Plot results using the default functions

[7]:
label = ["Crack model"]
output_variables = [
    "Negative particle crack length [m]",
    "Positive particle crack length [m]",
    "X-averaged negative particle crack length [m]",
    "X-averaged positive particle crack length [m]",
]
quick_plot = pybamm.QuickPlot(
    solution, output_variables, label, variable_limits="tight"
)
quick_plot.dynamic_plot();

References#

The relevant papers for this notebook are:

[8]:
pybamm.print_citations()
[1] Weilong Ai, Ludwig Kraft, Johannes Sturm, Andreas Jossen, and Billy Wu. Electrochemical thermal-mechanical modelling of stress inhomogeneity in lithium-ion pouch cells. Journal of The Electrochemical Society, 167(1):013512, 2019. doi:10.1149/2.0122001JES.
[2] Joel A. E. Andersson, Joris Gillis, Greg Horn, James B. Rawlings, and Moritz Diehl. CasADi – A software framework for nonlinear optimization and optimal control.

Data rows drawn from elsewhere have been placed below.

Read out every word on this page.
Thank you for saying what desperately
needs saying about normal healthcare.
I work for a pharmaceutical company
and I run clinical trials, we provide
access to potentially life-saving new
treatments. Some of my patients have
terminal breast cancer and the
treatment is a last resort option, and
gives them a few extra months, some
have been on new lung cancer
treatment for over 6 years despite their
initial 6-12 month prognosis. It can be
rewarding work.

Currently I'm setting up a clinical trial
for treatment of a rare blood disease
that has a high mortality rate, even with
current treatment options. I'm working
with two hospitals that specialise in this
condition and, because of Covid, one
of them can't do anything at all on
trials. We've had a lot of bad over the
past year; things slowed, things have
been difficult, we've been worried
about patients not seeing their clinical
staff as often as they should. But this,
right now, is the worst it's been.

Mathematical Programming Computation, 11(1):1–36, 2019. doi:10.1007/s12532-018-0139-4.
[3] Rutooj Deshpande, Mark Verbrugge, Yang-Tse Cheng, John Wang, and Ping Liu. Battery cycle life prediction with coupled chemical degradation and fatigue mechanics. Journal of the Electrochemical Society, 159(10):A1730, 2012. doi:10.1149/2.049210jes.
[4] Marc Doyle, Thomas F. Fuller, and John Newman. Modeling of galvanostatic charge and discharge of the lithium/polymer/insertion cell. Journal of the Electrochemical society, 140(6):1526–1533, 1993. doi:10.1149/1.2221597.
[5] Charles R. Harris, K. Jarrod Millman, Stéfan J. van der Walt, Ralf Gommers, Pauli Virtanen, David Cournapeau, Eric Wieser, Julian Taylor, Sebastian Berg, Nathaniel J. Smith, and others. Array programming with NumPy. Nature, 585(7825):357–362, 2020. doi:10.1038/s41586-020-2649-2.
[6] Valentin Sulzer, Scott G. Marquis, Robert Timms, Martin Robinson, and S. Jon Chapman. Python Battery Mathematical Modelling (PyBaMM). Journal of Open Research Software, 9(1):14, 2021. doi:10.5334/jors.309.